Analysis of a Classical Matrix Preconditioning Algorithm

We study a classical iterative algorithm for balancing matrices in the $L_\infty$ norm via a scaling transformation. This algorithm, which goes back to Osborne and Parlett \& Reinsch in the 1960s, is implemented as a standard preconditioner in many numerical linear algebra packages. Surprisingly, despite its widespread use over several decades, no bounds were known on its rate of convergence. In this paper we prove that, for any irreducible $n\times n$ (real or complex) input matrix~$A$, a natural variant of the algorithm converges in $O(n^3\log(nρ/\varepsilon))$ elementary balancing operations, where $ρ$ measures the initial imbalance of~$A$ and $\varepsilon$ is the target imbalance of the output matrix. (The imbalance of~$A$ is $\max_i |\log(a_i^{\text{out}}/a_i^{\text{in}})|$, where $a_i^{\text{out}},a_i^{\text{in}}$ are the maximum entries in magnitude in the $i$th row and column respectively.) This bound is tight up to the $\log n$ factor.
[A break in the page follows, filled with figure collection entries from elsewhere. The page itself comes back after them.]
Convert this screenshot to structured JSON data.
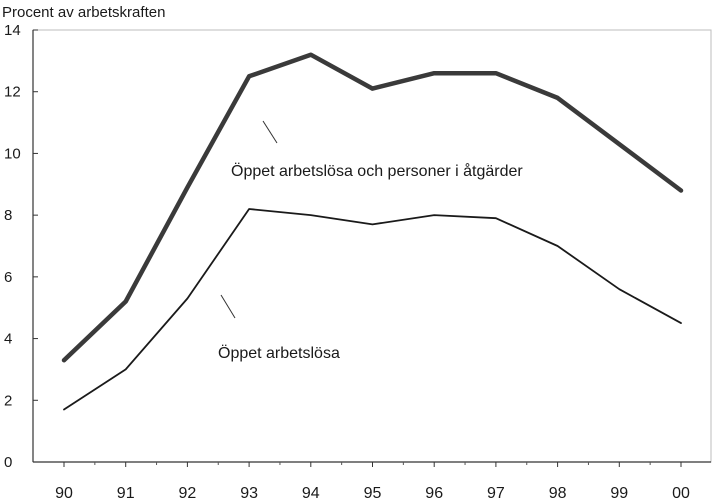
{
  "chart_data": {
    "type": "line",
    "ylabel": "Procent av arbetskraften",
    "xlabel": "",
    "categories": [
      "90",
      "91",
      "92",
      "93",
      "94",
      "95",
      "96",
      "97",
      "98",
      "99",
      "00"
    ],
    "ylim": [
      0,
      14
    ],
    "yticks": [
      0,
      2,
      4,
      6,
      8,
      10,
      12,
      14
    ],
    "ytick_labels": [
      "0",
      "2",
      "4",
      "6",
      "8",
      "10",
      "12",
      "14"
    ],
    "grid": false,
    "legend": "none (inline labels)",
    "series": [
      {
        "name": "Öppet arbetslösa och personer i åtgärder",
        "values": [
          3.3,
          5.2,
          8.9,
          12.5,
          13.2,
          12.1,
          12.6,
          12.6,
          11.8,
          10.3,
          8.8
        ],
        "color": "#3a3a3a",
        "style": "thick"
      },
      {
        "name": "Öppet arbetslösa",
        "values": [
          1.7,
          3.0,
          5.3,
          8.2,
          8.0,
          7.7,
          8.0,
          7.9,
          7.0,
          5.6,
          4.5
        ],
        "color": "#1a1a1a",
        "style": "thin"
      }
    ]
  }
}
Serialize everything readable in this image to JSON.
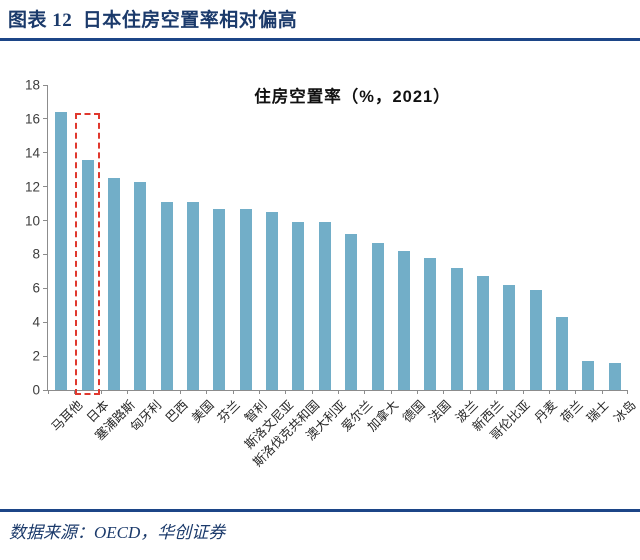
{
  "header": {
    "title": "图表 12  日本住房空置率相对偏高"
  },
  "chart_data": {
    "type": "bar",
    "title": "住房空置率（%，2021）",
    "categories": [
      "马耳他",
      "日本",
      "塞浦路斯",
      "匈牙利",
      "巴西",
      "美国",
      "芬兰",
      "智利",
      "斯洛文尼亚",
      "斯洛伐克共和国",
      "澳大利亚",
      "爱尔兰",
      "加拿大",
      "德国",
      "法国",
      "波兰",
      "新西兰",
      "哥伦比亚",
      "丹麦",
      "荷兰",
      "瑞士",
      "冰岛"
    ],
    "values": [
      16.4,
      13.6,
      12.5,
      12.3,
      11.1,
      11.1,
      10.7,
      10.7,
      10.5,
      9.9,
      9.9,
      9.2,
      8.7,
      8.2,
      7.8,
      7.2,
      6.7,
      6.2,
      5.9,
      4.3,
      1.7,
      1.6
    ],
    "ylim": [
      0,
      18
    ],
    "yticks": [
      0,
      2,
      4,
      6,
      8,
      10,
      12,
      14,
      16,
      18
    ],
    "grid": false,
    "legend": "none",
    "bar_color": "#72AEC8",
    "highlight": {
      "category": "日本",
      "index": 1,
      "box_color": "#E0382E",
      "box_style": "dashed",
      "box_top_value": 16.35
    }
  },
  "footer": {
    "source": "数据来源：OECD，华创证券"
  },
  "colors": {
    "title_navy": "#1B3A6B",
    "rule_navy": "#1C4587",
    "axis_gray": "#8C8C8C",
    "bar_blue": "#72AEC8",
    "highlight_red": "#E0382E"
  }
}
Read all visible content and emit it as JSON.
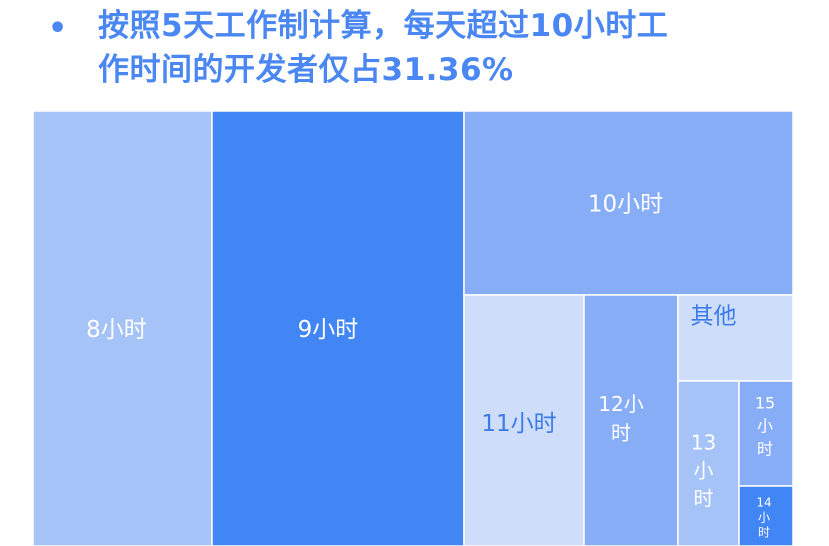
{
  "headline": {
    "bullet": "•",
    "line1": "按照5天工作制计算，每天超过10小时工",
    "line2": "作时间的开发者仅占31.36%"
  },
  "colors": {
    "headline": "#4A87F2",
    "label_light": "#FFFFFF",
    "label_dark": "#3C7BEA"
  },
  "chart_data": {
    "type": "treemap",
    "items": [
      {
        "name": "8小时",
        "label_lines": [
          "8小时"
        ],
        "color": "#A5C3F6",
        "label_color": "#FFFFFF"
      },
      {
        "name": "9小时",
        "label_lines": [
          "9小时"
        ],
        "color": "#4285F4",
        "label_color": "#FFFFFF"
      },
      {
        "name": "10小时",
        "label_lines": [
          "10小时"
        ],
        "color": "#86ADF5",
        "label_color": "#FFFFFF"
      },
      {
        "name": "11小时",
        "label_lines": [
          "11小时"
        ],
        "color": "#CEDDFA",
        "label_color": "#3C7BEA"
      },
      {
        "name": "12小时",
        "label_lines": [
          "12小",
          "时"
        ],
        "color": "#86ADF5",
        "label_color": "#FFFFFF"
      },
      {
        "name": "其他",
        "label_lines": [
          "其他"
        ],
        "color": "#CEDDFA",
        "label_color": "#3C7BEA"
      },
      {
        "name": "13小时",
        "label_lines": [
          "13",
          "小",
          "时"
        ],
        "color": "#A5C3F6",
        "label_color": "#FFFFFF"
      },
      {
        "name": "15小时",
        "label_lines": [
          "15",
          "小",
          "时"
        ],
        "color": "#86ADF5",
        "label_color": "#FFFFFF"
      },
      {
        "name": "14小时",
        "label_lines": [
          "14",
          "小",
          "时"
        ],
        "color": "#4285F4",
        "label_color": "#FFFFFF"
      }
    ]
  }
}
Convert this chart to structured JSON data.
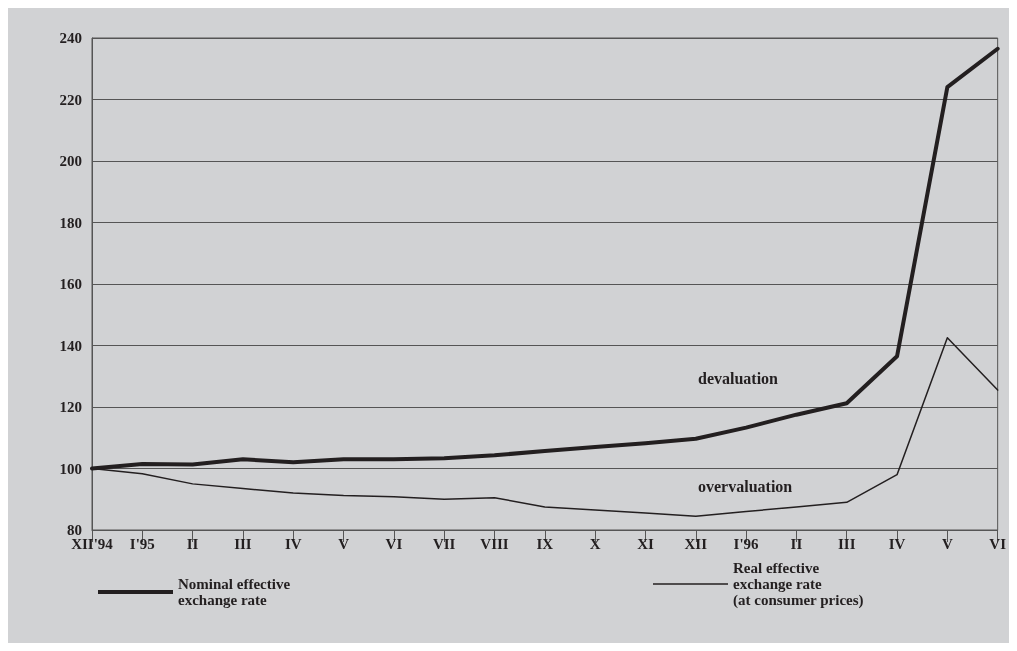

A balancing operation scales the $i$th row and column so that their maximum entries are equal, and requires $O(m/n)$ arithmetic operations on average, where $m$ is the number of non-zero elements in~$A$. Thus the running time of the iterative algorithm is $\tilde{O}(n^2m)$. This is the first time bound of any kind on any variant of the Osborne-Parlett-Reinsch algorithm. We also prove a conjecture of Chen that characterizes those matrices for which the limit of the balancing process is independent of the order in which balancing operations are performed.